What they got right was to brush the verifiers (tv-style interviews) away and dive straight down among the shoulders of the players, the people we already know have gone missing never to be found. What we saw once this was established was the steady breakdown of the team's internal relations in a setting that increasingly seemed inescapable. A mounting dread was worsened by some genuinely terrifying incidents and then by the end we descend with them into a hopeless darkness.
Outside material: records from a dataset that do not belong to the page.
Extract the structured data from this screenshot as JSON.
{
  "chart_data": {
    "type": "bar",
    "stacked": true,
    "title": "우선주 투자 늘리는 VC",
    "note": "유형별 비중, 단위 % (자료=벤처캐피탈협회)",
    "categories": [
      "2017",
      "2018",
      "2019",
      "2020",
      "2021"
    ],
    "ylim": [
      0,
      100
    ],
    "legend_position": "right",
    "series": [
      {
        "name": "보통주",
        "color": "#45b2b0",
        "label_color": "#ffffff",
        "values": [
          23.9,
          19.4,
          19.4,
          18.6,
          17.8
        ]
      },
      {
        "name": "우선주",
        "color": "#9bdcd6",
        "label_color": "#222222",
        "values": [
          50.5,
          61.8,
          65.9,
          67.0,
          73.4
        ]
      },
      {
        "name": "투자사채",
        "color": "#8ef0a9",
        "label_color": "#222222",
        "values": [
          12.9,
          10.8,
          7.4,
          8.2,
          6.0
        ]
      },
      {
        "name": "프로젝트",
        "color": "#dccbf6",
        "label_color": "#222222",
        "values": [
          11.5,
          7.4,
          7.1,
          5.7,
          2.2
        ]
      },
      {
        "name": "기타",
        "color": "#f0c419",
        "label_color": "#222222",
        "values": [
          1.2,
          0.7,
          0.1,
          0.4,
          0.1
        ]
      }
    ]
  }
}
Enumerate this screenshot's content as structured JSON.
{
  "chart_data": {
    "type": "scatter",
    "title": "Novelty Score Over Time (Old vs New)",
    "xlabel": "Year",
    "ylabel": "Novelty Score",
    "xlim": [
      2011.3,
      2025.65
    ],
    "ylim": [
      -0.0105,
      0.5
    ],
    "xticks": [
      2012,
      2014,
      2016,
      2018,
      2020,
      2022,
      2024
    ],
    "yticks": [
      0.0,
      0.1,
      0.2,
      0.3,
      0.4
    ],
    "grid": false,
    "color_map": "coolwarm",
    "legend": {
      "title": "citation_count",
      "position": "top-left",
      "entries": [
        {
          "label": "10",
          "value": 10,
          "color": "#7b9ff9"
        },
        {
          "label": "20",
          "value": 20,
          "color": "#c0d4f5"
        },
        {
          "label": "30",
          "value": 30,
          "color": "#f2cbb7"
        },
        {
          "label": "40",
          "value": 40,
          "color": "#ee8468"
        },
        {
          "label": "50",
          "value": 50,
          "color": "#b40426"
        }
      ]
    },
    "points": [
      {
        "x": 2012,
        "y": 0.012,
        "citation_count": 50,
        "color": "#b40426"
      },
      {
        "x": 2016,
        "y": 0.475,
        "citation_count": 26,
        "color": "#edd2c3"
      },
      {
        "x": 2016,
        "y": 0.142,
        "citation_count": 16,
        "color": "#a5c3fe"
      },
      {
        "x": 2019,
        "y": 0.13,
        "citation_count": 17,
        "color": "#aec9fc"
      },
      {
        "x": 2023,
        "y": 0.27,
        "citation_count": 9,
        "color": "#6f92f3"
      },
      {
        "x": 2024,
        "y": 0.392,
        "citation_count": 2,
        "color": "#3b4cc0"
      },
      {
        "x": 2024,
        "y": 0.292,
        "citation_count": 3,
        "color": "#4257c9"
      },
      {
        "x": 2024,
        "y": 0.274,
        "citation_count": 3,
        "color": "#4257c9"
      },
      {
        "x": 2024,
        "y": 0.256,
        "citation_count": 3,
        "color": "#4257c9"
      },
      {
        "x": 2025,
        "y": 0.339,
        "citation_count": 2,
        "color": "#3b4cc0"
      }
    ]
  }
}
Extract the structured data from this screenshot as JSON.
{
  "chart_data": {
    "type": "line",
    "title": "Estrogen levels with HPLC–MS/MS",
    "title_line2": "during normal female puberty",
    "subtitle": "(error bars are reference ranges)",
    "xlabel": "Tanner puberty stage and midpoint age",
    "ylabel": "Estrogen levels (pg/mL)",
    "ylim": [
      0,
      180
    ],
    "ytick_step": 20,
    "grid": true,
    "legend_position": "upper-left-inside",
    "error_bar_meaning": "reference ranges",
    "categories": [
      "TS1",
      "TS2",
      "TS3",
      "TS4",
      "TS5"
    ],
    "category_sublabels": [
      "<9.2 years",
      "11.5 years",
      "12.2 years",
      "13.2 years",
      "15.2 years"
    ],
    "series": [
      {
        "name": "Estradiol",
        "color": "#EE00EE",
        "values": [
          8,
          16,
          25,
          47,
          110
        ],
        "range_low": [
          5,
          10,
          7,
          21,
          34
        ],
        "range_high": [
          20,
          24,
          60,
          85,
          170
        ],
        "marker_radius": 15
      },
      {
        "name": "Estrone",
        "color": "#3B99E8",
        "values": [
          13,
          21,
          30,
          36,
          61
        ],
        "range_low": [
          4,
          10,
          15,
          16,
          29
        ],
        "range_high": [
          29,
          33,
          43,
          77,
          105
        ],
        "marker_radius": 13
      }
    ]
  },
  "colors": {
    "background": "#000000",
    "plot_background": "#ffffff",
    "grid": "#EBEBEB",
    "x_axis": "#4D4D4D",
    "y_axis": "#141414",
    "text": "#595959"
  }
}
The BWP's approach was old decades before its release and more recently Jean Teddy Filippe's extraordinary series of very short films The Forbidden Files showed the same thing could be achieved in miniature. But BWP still works as a feature film. Not the first found footage feature it became the one to cover in the following decade and with very little popular or critical success until Paranormal Activity and Chronicle. Too many cover versions missed the point.
While Blair Witch has not been diminished by its descendants The Last Broadcast has. Not just right out of the gate with BWP but in later examples of the faux documentary like Lake Mungo which used the veracity of improv interviews to very clever and unsettling effect and managed its found footage into real drama.
But while The Last Broadcast might sit crushed beneath an avalanche of the greater success of its followers it remains a curio rather than a pioneer though pioneer it is. It was apart from anything else deemed the first desktop feature (made entirely on digital video and assembled at home). But it has more than its share of merits in its effectively designed dread and use of the interviews to pose more questions than they answered (the interview or testimony in a mystery scenario must frustrate by the incompleteness of its information). But I can't help feeling that if the ending had been better conceived, its potential for the extraordinary realised, it would have been a game-changer. Even then, I wonder, would Blair Witch still eclipse it as a superior imitator? The answer is lost to us.